As of this writing, the market has seen a violent sell-off, with yields spiking to multi-decade highs. This has been triggered by a combination of aggressive new fiscal policies and a poorly received debt auction.
All eyes now turn to the Bank of Japan (BoJ), as its meeting later this week could also impact Bitcoin’s price.
The BoJ faces a brutal choice. If it intervenes, it would likely restart aggressive bond buying. That move could calm yields in the short term.
However, it would also mean more money printing, which risks sending the yen sharply lower and spreading volatility across global markets, including crypto markets.
The other option is just as dangerous. If the BoJ raises rates to fight inflation and defend the yen, bond prices would likely fall even further.
In the meantime, the Bitcoin exchange netflow shows an increase in coins flowing into exchanges.
As the BTC price pushed toward local highs in mid-January, the pattern flipped. Deep red bars emerged, showing heavy outflows from exchanges exactly as the price peaked.
More recently, green bars have reappeared while the price has fallen. That is a significant shift.

It shows that as the price pulls back, BTC is once again flowing into exchanges. If sustained, this could drive Bitcoin’s price lower in the short term.
The technical picture has also deteriorated.
As seen below, Bitcoin’s price trades near $89,100 on the daily chart and remains under corrective pressure.
The previous rebound attempt stalled below the 0.382 retracement level at around $97,800, which has acted as a ceiling and confirmed that sellers remain in control.
Since then, price has drifted lower and slipped back below the 0.236 level near $91,200, weakening the short-term structure.
In addition, the price action is now compressed inside a shallow rising wedge that formed during consolidation.
This structure often appears late in corrective bounces, and the recent breakdown from its upper boundary reinforces the bearish bias.

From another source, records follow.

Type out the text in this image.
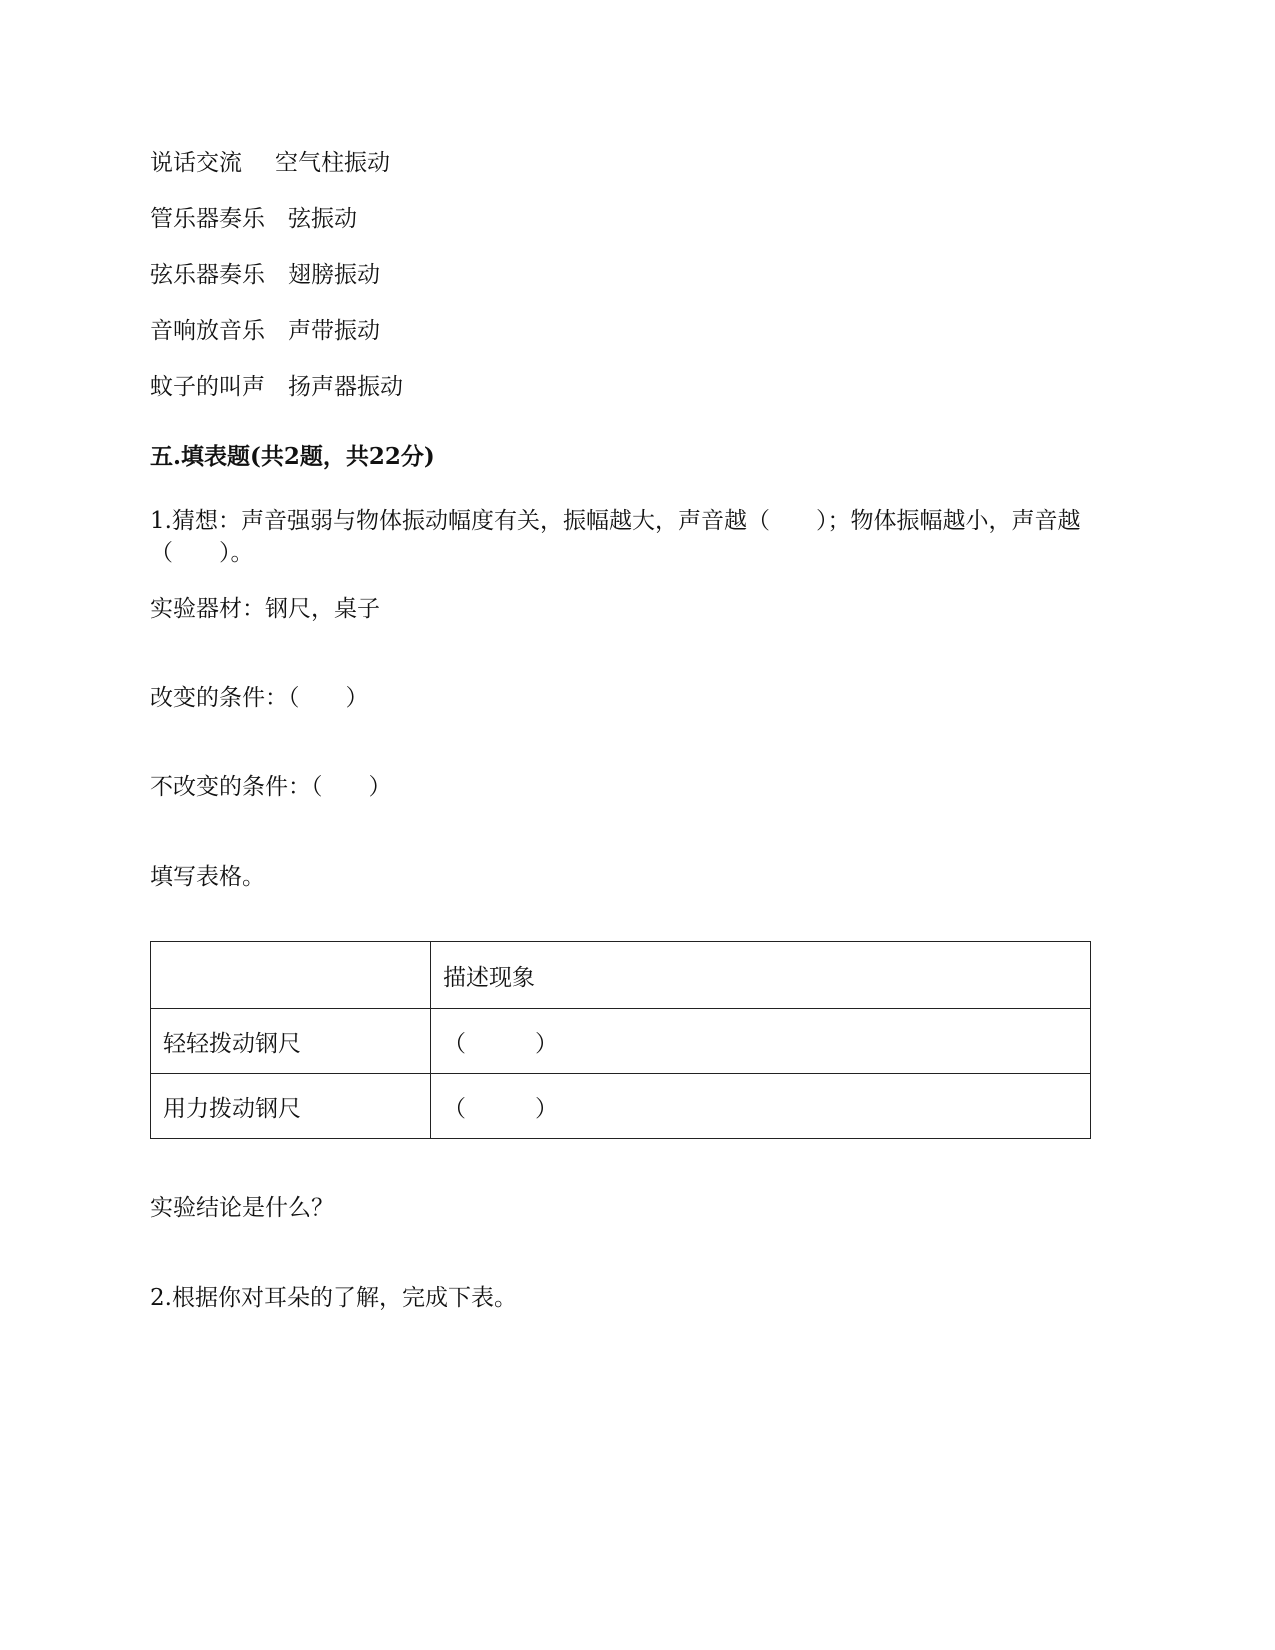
说话交流 空气柱振动
管乐器奏乐 弦振动
弦乐器奏乐 翅膀振动
音响放音乐 声带振动
蚊子的叫声 扬声器振动
五.填表题(共2题，共22分)
1.猜想：声音强弱与物体振动幅度有关，振幅越大，声音越（　　）；物体振幅越小，声音越（　　）。
实验器材：钢尺，桌子
改变的条件：（　　）
不改变的条件：（　　）
填写表格。
	描述现象
轻轻拨动钢尺	（　　　）
用力拨动钢尺	（　　　）
实验结论是什么？
2.根据你对耳朵的了解，完成下表。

Furthermore, the Moving Average Convergence Divergence (MACD) has rolled over into a bearish crossover, and the histogram has flipped negative, showing downside momentum is rebuilding.
At the same time, holder sentiment has turned negative again after briefly improving, which indicates confidence faded quickly as the price failed to follow through.
From here, Bitcoin’s price is approaching a critical support zone between 88,000 and 90,000. Holding this area could still allow for range stabilization.

However, a daily close below this zone would likely expose the next support near 80,401, where stronger demand previously emerged.
On the contrary, a rise in buying pressure could invalidate the thesis. In that scenario, BTC might breach the $91,192 resistance.
Once that happens, the next target for the coin could be $97,867.